3 reasons why today’s Fed rate cut is the beginning of a more aggressive cutting spree than investors expect: chief economist
Federal Reserve Bank Chair Jerome Powell
The Federal Reserve is expected to slash interest rates today for the first time since 2020 as the labor market and inflation continue to cool.
The move is widely anticipated among investors after Jerome Powell’s dovish speech in Jackson Hole, Wyoming, in August. What the market is wrongly forecasting, however, is just how aggressive the Fed’s rate-cutting campaign will be over the next several months.
That’s according to Pantheon Macroeconomics Chief US Economist Samuel Tombs. Current market odds favor the central bank cutting rates by 225 basis points to the 3%-to-3.25% range by June or July 2025, according to the CME FedWatch tool. But Tombs said in a note to clients on Monday that the Fed will have dropped rates even further by that point, to 2.5%-2.75%.
“We think the Fed will have to be more proactive than it will envisage this week and eventually will reduce the funds rate to 2.625% by mid-2025,” he wrote.
Assuming a 25-basis-point cut at every FOMC meeting until next July, that would leave an extra 75 basis points the central bank would have to work into its policy adjustments over that time.
There are a few reasons Tombs thinks the oncoming cutting cycle will be more frantic than many anticipate. One is that the consumer could be weaker than they appear, and the labor market is likely to deteriorate further.
While household balance sheets are strong thanks to home price growth and record stock prices, excess pandemic savings from government stimulus and reduced consumption have dried up, Tombs said. This is evident in cash levels as a percentage of income returning to where they would normally be expected to be by now by 2019 standards.
This suggests consumers’ firepower may be stalling, and a rising unemployment rate will only worsen this. With NFIB data showing falling hiring intentions and job openings on the decline, Tombs thinks unemployment will continue its upward trend. When the job market worsens, people tend to save more money.
While the Fed hopes to stimulate spending with rate cuts, Tombs is skeptical that they’ll the impact the central bank wants.
Because of a weaker consumer and a labor market trending the wrong way, a majority of banks are growing more wary of giving out loans, Tombs pointed out.

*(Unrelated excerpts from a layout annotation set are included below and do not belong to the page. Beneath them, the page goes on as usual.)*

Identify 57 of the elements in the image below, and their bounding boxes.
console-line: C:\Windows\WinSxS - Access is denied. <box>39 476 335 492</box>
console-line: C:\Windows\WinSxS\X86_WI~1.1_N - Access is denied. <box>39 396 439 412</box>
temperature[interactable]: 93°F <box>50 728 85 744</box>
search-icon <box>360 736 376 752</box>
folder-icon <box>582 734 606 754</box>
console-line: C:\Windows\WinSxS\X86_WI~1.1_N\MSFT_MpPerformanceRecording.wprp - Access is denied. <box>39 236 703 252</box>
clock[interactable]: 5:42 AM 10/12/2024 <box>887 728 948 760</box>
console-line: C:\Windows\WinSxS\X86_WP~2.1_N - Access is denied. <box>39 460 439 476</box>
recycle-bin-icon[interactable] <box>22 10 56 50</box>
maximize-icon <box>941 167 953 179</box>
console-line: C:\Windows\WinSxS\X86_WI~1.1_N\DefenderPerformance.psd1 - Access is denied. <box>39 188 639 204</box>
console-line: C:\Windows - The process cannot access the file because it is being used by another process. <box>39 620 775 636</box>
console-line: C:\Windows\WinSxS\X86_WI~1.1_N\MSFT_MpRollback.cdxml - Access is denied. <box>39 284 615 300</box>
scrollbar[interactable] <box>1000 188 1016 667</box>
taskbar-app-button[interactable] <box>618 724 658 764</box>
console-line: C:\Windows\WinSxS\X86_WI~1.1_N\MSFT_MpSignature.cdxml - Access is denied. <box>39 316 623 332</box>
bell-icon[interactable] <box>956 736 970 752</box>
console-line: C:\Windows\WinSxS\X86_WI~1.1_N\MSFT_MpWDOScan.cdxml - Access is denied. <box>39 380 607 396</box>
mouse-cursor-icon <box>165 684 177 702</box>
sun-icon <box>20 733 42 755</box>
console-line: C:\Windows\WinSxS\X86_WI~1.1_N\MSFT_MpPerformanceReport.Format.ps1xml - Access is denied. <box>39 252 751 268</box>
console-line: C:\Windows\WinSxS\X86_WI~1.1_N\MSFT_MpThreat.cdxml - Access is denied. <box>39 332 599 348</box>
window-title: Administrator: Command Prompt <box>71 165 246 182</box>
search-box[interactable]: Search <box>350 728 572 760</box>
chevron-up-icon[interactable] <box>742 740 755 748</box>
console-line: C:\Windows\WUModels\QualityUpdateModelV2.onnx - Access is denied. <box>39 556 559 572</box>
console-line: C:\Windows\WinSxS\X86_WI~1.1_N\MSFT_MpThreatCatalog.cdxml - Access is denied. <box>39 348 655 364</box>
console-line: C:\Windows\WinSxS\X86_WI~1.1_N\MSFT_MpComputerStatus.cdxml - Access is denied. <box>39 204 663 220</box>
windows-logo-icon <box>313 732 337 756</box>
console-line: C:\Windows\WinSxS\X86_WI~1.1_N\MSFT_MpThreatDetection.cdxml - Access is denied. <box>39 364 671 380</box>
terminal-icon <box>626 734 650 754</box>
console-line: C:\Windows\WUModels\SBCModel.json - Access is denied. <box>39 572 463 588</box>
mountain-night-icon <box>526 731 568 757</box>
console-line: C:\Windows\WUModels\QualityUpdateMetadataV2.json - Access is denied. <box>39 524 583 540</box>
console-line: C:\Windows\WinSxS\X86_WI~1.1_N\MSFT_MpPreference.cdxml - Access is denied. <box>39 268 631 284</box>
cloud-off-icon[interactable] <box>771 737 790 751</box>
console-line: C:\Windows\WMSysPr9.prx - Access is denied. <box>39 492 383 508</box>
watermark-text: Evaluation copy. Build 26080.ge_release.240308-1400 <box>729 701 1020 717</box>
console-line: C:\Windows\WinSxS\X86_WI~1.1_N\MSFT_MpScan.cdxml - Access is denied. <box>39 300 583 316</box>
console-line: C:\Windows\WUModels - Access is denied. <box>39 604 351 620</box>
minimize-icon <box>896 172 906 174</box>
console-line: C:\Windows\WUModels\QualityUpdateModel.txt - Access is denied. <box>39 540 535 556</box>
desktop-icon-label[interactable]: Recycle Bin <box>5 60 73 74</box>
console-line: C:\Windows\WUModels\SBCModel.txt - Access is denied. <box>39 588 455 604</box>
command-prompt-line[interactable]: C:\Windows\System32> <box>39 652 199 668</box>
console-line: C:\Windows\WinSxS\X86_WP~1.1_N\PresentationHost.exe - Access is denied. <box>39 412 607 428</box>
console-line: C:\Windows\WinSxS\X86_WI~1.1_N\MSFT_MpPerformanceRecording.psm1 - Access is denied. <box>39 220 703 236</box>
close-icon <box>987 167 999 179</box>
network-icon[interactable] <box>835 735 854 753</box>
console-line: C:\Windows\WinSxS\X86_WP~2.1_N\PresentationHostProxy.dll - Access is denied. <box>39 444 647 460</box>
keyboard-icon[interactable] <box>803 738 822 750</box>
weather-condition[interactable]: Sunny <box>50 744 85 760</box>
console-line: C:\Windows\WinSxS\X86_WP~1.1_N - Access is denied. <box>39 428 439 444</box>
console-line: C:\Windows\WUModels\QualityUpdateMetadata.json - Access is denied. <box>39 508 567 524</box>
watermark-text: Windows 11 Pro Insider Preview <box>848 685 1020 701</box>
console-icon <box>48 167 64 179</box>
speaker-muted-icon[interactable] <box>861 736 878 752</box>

That’s likely to keep rates high in the near-term.
“Lenders are rightly pricing in higher default risk,” Tombs wrote.
Mortgage rates would also need to come down significantly to benefit the many homeowners who already have low mortgage rates locked in, Tombs said, and lower rates will hurt returns on assets like certificates of deposits and money market funds.
“New mortgage rates need to drop by about 250bp before they will undershoot the average outstanding mortgage rate,” Tombs wrote. “Indeed, Fed easing probably will depress households’ cashflow initially, given that liquid assets now stand at 90% of liabilities, up from 60% in the 2000s, and the effective interest rate on deposits will fall more quickly than the effective loan rate.”